Here, technical ideas other than the claims that can be grasped from the above embodiment will be described together with effects.
(A) In the vehicle control device according to claim 2 or 3, the control device writes data in the one non-volatile memory, and then transfers the data stored in the one non-volatile memory to the other non-volatile memory. A vehicle control device that writes in a non-volatile memory.
According to the above configuration, the write processing load can be reduced by shifting the timing of writing data to the two nonvolatile memories.

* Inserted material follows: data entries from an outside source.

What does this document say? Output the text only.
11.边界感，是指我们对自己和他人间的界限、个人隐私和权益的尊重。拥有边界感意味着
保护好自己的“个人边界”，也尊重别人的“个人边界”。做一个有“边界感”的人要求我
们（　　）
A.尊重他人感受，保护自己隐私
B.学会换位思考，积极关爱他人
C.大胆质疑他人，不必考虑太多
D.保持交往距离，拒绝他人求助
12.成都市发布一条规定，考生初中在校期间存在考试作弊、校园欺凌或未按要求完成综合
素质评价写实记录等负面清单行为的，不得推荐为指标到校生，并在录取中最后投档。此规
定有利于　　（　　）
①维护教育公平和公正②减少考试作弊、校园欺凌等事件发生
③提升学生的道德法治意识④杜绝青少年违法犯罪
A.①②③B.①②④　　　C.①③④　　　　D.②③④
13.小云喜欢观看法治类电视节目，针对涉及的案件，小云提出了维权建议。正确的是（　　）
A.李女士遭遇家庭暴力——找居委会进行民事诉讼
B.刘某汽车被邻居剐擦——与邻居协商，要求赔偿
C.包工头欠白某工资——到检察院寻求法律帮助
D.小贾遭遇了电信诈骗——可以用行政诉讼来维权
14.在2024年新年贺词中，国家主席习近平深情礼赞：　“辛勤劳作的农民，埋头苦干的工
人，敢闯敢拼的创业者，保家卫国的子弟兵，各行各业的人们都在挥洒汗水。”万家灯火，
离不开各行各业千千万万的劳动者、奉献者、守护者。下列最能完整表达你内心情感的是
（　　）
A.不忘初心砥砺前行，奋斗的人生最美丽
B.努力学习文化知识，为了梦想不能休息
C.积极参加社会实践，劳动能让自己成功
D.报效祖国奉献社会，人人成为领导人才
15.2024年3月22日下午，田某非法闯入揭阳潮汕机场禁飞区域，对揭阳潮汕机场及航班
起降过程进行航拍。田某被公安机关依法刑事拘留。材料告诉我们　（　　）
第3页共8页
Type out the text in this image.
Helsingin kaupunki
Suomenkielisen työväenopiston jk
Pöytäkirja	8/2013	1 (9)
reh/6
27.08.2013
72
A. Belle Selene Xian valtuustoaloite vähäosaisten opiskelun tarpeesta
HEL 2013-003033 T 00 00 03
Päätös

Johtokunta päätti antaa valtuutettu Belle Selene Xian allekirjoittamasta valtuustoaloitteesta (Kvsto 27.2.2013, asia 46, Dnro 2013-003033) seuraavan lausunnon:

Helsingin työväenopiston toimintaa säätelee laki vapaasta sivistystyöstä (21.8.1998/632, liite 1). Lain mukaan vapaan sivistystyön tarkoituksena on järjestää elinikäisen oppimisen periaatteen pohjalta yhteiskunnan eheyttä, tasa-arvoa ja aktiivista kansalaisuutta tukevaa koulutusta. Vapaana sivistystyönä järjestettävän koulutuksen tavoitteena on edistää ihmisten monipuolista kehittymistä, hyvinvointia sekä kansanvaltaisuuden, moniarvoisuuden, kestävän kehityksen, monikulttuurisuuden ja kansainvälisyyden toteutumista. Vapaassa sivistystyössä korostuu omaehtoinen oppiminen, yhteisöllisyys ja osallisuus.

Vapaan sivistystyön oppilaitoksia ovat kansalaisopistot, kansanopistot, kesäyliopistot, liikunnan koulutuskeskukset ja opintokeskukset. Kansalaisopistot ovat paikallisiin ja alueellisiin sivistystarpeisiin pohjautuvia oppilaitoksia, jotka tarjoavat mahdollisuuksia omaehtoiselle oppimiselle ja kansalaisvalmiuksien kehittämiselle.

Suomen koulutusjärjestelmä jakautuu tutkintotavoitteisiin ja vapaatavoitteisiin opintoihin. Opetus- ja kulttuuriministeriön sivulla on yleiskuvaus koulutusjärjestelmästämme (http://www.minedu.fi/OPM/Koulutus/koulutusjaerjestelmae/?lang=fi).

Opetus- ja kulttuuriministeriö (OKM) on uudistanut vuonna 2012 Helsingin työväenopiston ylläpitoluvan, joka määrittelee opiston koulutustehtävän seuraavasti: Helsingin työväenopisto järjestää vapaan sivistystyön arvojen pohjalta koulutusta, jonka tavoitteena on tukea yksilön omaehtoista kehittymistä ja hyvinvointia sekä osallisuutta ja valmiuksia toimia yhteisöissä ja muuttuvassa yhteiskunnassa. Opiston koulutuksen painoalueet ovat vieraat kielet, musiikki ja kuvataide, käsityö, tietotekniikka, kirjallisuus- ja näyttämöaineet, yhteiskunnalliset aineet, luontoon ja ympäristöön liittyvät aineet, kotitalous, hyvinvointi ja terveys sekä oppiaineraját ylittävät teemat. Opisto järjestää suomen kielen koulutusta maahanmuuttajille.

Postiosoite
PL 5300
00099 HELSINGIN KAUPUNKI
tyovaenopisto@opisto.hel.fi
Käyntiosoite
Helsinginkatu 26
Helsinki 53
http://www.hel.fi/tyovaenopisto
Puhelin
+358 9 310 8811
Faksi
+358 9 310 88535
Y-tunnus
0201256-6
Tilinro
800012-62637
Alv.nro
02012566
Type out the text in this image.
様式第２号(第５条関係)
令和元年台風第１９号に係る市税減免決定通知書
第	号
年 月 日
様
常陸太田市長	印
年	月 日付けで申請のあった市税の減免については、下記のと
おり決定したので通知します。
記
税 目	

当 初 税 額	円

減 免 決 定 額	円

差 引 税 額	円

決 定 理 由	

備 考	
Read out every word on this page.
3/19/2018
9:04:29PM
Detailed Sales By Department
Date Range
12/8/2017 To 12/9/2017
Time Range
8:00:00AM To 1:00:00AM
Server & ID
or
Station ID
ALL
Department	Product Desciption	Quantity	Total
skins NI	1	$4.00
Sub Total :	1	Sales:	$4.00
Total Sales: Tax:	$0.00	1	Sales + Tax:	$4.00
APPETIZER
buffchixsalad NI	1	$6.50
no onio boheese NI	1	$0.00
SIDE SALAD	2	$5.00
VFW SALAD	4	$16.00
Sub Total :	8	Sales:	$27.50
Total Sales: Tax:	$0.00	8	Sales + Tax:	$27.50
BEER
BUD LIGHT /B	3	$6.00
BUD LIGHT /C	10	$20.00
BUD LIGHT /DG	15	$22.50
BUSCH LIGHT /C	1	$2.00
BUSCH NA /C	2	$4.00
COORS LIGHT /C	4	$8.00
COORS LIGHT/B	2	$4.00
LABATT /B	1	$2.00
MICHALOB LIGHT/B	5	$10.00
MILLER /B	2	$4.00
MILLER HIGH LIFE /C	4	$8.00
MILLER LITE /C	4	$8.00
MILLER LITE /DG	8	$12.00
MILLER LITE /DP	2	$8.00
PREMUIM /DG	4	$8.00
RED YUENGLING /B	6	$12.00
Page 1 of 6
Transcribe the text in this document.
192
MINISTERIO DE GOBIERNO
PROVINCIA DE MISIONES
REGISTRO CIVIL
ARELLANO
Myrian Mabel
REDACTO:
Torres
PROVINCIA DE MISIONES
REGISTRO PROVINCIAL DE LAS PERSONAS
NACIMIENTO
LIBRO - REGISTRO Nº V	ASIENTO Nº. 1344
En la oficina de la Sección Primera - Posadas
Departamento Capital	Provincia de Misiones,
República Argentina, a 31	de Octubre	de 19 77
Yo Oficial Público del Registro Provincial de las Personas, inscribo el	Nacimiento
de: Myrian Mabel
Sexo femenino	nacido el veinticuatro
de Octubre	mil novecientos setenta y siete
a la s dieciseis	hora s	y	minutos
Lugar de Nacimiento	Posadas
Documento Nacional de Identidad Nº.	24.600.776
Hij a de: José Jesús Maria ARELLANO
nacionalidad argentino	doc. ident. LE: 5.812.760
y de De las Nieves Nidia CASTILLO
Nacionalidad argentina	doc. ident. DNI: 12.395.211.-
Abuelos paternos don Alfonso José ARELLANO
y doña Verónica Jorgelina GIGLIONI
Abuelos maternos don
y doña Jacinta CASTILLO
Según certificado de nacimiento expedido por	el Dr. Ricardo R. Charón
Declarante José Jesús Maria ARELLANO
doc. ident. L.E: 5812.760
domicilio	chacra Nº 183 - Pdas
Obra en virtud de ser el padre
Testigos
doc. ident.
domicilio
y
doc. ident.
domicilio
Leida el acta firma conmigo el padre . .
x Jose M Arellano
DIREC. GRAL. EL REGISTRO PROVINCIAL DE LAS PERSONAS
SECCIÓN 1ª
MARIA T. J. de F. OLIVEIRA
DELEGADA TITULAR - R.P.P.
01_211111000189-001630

(B) The vehicle control device according to claim 2, claim 3 or (a), wherein the capacity of the external nonvolatile memory is larger than the capacity of the built-in nonvolatile memory.
According to the above configuration, high-precision control performance and data retention performance can be obtained at low cost by using a microcomputer including a built-in nonvolatile memory having a relatively small capacity and an external nonvolatile memory having a large capacity.

  DESCRIPTION OF SYMBOLS 1 ... ECU (Electronic Control Unit), 2 ... Microcomputer, 3 ... Power supply, 4 ... Power supply relay, 5 ... Built-in EEPROM, 6 ... External EEPROM

Claims (3)

A built-in nonvolatile memory built in a control device for controlling each device of the vehicle;
An external non-volatile memory disposed outside the control device,
The control device diagnoses whether there is an abnormality in the built-in nonvolatile memory and the external nonvolatile memory, and stores the diagnosis result of each nonvolatile memory in a complementary manner in the other nonvolatile memory, The vehicle control device.   The vehicle control device according to claim 1, wherein at least the external nonvolatile memory stores a part of the contents stored in the built-in nonvolatile memory in an overlapping manner.   3. The control device according to claim 2, wherein when the one non-volatile memory is diagnosed as abnormal, the control device performs control using data stored in the other non-volatile memory. 4. Vehicle control device.